Lincoln Township History

Excerpt from The History of Dallas County, Iowa, published in 1879 by the Union Historical Company of Des Moines, Iowa

   This township is the second one from the north in the west tier of townships in Dallas county, and is known in the government surveys as congressional township 78, north of range 28, west of the 5th principal meridian.

     It has no river passing through it, but is very well supplied with two running streams of considerable size, which afford plenty of water and drainage. The Mosquito flows full length of the township, north and south, down through the west half, and Panther creek nearly full length of the township from north to south through the east half, flowing out at the southeast corner into Colfax township, thus leaving a strip north and south of excellent agricultural land, from three to four miles in width lying between these two streams, nicely rolling and well located, with another strip a little more than the width of one section full length of the west side of the township, on the west side of Mosquito Creek, and another on the east <side of Panther creek nearly the full length of the township, about one or two miles wide; all of pretty much the same quality of farming land.

     A large amount of the land in Lincoln township is not yet under cultivation, as it was among the last townships settled and organized in the county, and the settlement before its organization was not very extensive, except in a few localities.

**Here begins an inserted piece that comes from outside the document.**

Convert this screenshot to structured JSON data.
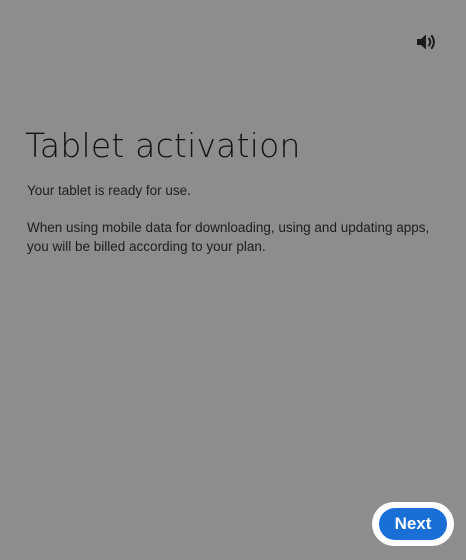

     Much of the wild land in the township is held by speculators and capitalists, who do not live here, and, as a consequence, not nearly the improvements have been made that would otherwise have been, though there are now a good many large and well-improved farms in the township, and during the past few years it has been making very encouraging progress in the line of settlement and cultivation. It has very little timber within its bounds, except what is found along the two streams above mentioned, and especially along Mosquito creek, which stream has in some places quite a strip of timber along its banks, consisting chiefly in soft maple, elm and swamp ash; and formerly a good many white ash grew along its banks, but these have mostly all been cut off and used by the first settlers, so that few traces of them now remain.

     This stream is also well supplied with fish of the small varieties, and plenty of coal is found all along it during its entire length through the township, rendering the coal abundant and convenient to the settlers in all parts of the township. There are also strong indications of coal occurring further up along this stream, but no veins of any importance have yet been opened above the township line. One surface vein within the bounds of Lincoln, on Mosquito Creek, has been opened a number of years since, and is being worked to some extent. It is from twenty inches to two feet thick where it has been opened, and yields unusually hard coal, not of the best quality and rather difficult to be mined, as it is only done by stripping.

     The highest point of the cut is about 24 feet. The outcrop of coal was first discovered by George Martin and Lem. Southerland while passing along the stream and the vein was afterward opened. There is evidently much more and better coal to be found at no great depth under this, but no special efforts have yet been made to discover it.

     The township now has eight good school-houses within its bounds, in all of which good schools are kept during the average school months each year; and for a while the township had strong prospects of a narrow gauge railroad passing through its northern portion, the proposed Des Moines & Western R. R., before mentioned. (See railroads.)

     It has no town within its bounds, but has one post-office, called Brough P.O., on section 9.

     By the general division of the county into precincts in 1850, the present territory of Lincoln township formed part of Buena Vista precinct, and by the general division of the county again into townships February 2, 1851, Lincoln became part of Iowa township. It remained as the north half of Iowa township for a little more than a year, when, March 2, 1858, it was made part of Washington township, and thus it remained until June 3, 1867, when it was cut off from Washington and constituted as a township of itself by the following action of the board of supervisors, as appears on the minutes under the above date:

     Petition presented by Powell and others asking that a new township be formed of the west part of the present Washington township, to-wit: Township No. (80) eighty, range No. (29) twenty-nine.

     By motion the township was organized; to be called Lincoln township.

     Resolved, That the clerk of the board be, and he is hereby, directed to issue a warrant as contemplated by chapter thirty of the Revision of 1860, for the organization of the township of Lincoln, Dallas county, Iowa, and that said warrant be directed to J. R. Powell, to carry into effect this resolution; and that by said warrant said election be ordered to be held at the .school-house of district No.3, in said township, on the regular election day in October, A. D. 1867.

     The above action settled Lincoln in its present form, bounded by the congressional township lines, and no record appears of any important change in its boundary lines having occurred since that date.

     J. R. Powell, now of Panora, Guthrie county, was, perhaps, the first settler in Lincoln township, who settled at an early day on section 18, near the west side of the township and county, and who was instrumental in getting the organization completed when it was.

     It appears from the order that the first election in the township was held in October, 1867, and we understand that there were only about the required number of voters then living in the township-about seven or eight, all told. For a long time after Mr. Powell settled there he was about the only occupant of that part of the county, but was afterward joined by others, whose names we have been unable to ascertain; and it has now grown to be quite a settlement in different parts of the township.

     It has now eight school-houses, only lacking one of the allotted number to each township; and before many years, doubtless, the increasing population will require the ninth.